How can I get more visitation with my daughter, if the judge granted my ex full rights?

I left my husband four years ago and he wouldn't let me take the car, so I thought the best thing to do would be to let him keep her till i could get a car and get on my feet. Well the next week I was back in town to visit with her and I was served divorce paper by a private detective because he told the judge he had know idea where i was and that was a complete lie. I was divorced six months before I even knew I was. He was granted full custody of my little girl. And he says he doesn't even have to let me see her but he does just to be nice. We started out at one month during the summer because I have moved home to Wv and they live in Ill. The visitation has moved up to six weeks during the summer. and we have been separated for five years now. I usually have to drive all the way to Du Quoin to to pick her up and hell meet me at the halfway point to pick her up.

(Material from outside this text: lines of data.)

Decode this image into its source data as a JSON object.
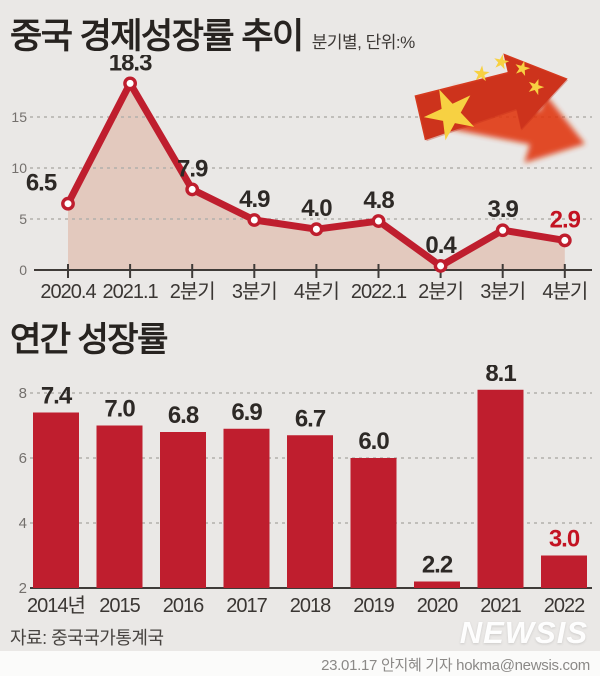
{
  "header": {
    "title": "중국 경제성장률 추이",
    "subtitle": "분기별, 단위:%"
  },
  "sections": {
    "annual_title": "연간 성장률"
  },
  "chart_data": [
    {
      "type": "line",
      "title": "중국 경제성장률 추이",
      "subtitle": "분기별, 단위:%",
      "x": [
        "2020.4",
        "2021.1",
        "2분기",
        "3분기",
        "4분기",
        "2022.1",
        "2분기",
        "3분기",
        "4분기"
      ],
      "values": [
        6.5,
        18.3,
        7.9,
        4.9,
        4.0,
        4.8,
        0.4,
        3.9,
        2.9
      ],
      "value_labels": [
        "6.5",
        "18.3",
        "7.9",
        "4.9",
        "4.0",
        "4.8",
        "0.4",
        "3.9",
        "2.9"
      ],
      "yticks": [
        0,
        5,
        10,
        15
      ],
      "ylim": [
        0,
        19.5
      ],
      "grid": true,
      "area_fill": true,
      "markers": true,
      "highlight_last": true,
      "legend": "none"
    },
    {
      "type": "bar",
      "title": "연간 성장률",
      "categories": [
        "2014년",
        "2015",
        "2016",
        "2017",
        "2018",
        "2019",
        "2020",
        "2021",
        "2022"
      ],
      "values": [
        7.4,
        7.0,
        6.8,
        6.9,
        6.7,
        6.0,
        2.2,
        8.1,
        3.0
      ],
      "value_labels": [
        "7.4",
        "7.0",
        "6.8",
        "6.9",
        "6.7",
        "6.0",
        "2.2",
        "8.1",
        "3.0"
      ],
      "yticks": [
        2,
        4,
        6,
        8
      ],
      "ylim": [
        2,
        8.6
      ],
      "baseline": 2,
      "grid": true,
      "highlight_last": true,
      "legend": "none"
    }
  ],
  "colors": {
    "background": "#eae8e6",
    "accent_red": "#bf1e2e",
    "highlight_red": "#c31322",
    "area_fill": "#e3c9be",
    "label_dark": "#2d2926",
    "axis_line": "#3f3b38",
    "axis_text": "#74706d",
    "tick_text": "#3a3633",
    "grid_line": "#b2afac",
    "flag_red": "#d53a1f",
    "flag_red_deep": "#c02717",
    "star_yellow": "#f7d142",
    "shadow_red": "#e0350e"
  },
  "footer": {
    "source": "자료: 중국국가통계국",
    "logo": "NEWSIS",
    "credit": "23.01.17 안지혜 기자 hokma@newsis.com"
  }
}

I just think that now that she is ten and is starting her way into puberty and a teenager that she really needs her mom. And now that my little girl is wanting much more time with me now, such as she suggested staying the whole summer and to the first report card her and then being transferred to Du Quoin schools. He now wants me to get the four weeks summer break with her.???? I just don't think he should be allowed to do that. I tried get a lawyer soon as all this happened but she just took my 1200.00 and nothing was done. I didn't even get to go in front of a judge to try and get something in writing so i know he has to give me more time with her. Doesn't say that if one parent is being uncooperative they lose all rights? I think that's the way it should be. I don't think I deserve to loose out on my child's life because I could no longer be with someone so controlling Im really at my wits end here. The only reason I got married is because that's what my family expected me to do because I had a child with the man. I am to nice of a person and My mother told me I should just pack up and leave while he was at work but, I just couldn't do that to him, I couldn't imagine him coming home to our house and his wife and only child had moved almost 600 miles away. And It just feels that because I am to soft of a person I was ran through, done so dirty. It breaks my heart how he tries to keep my from her life. Shes my heart, my little girl.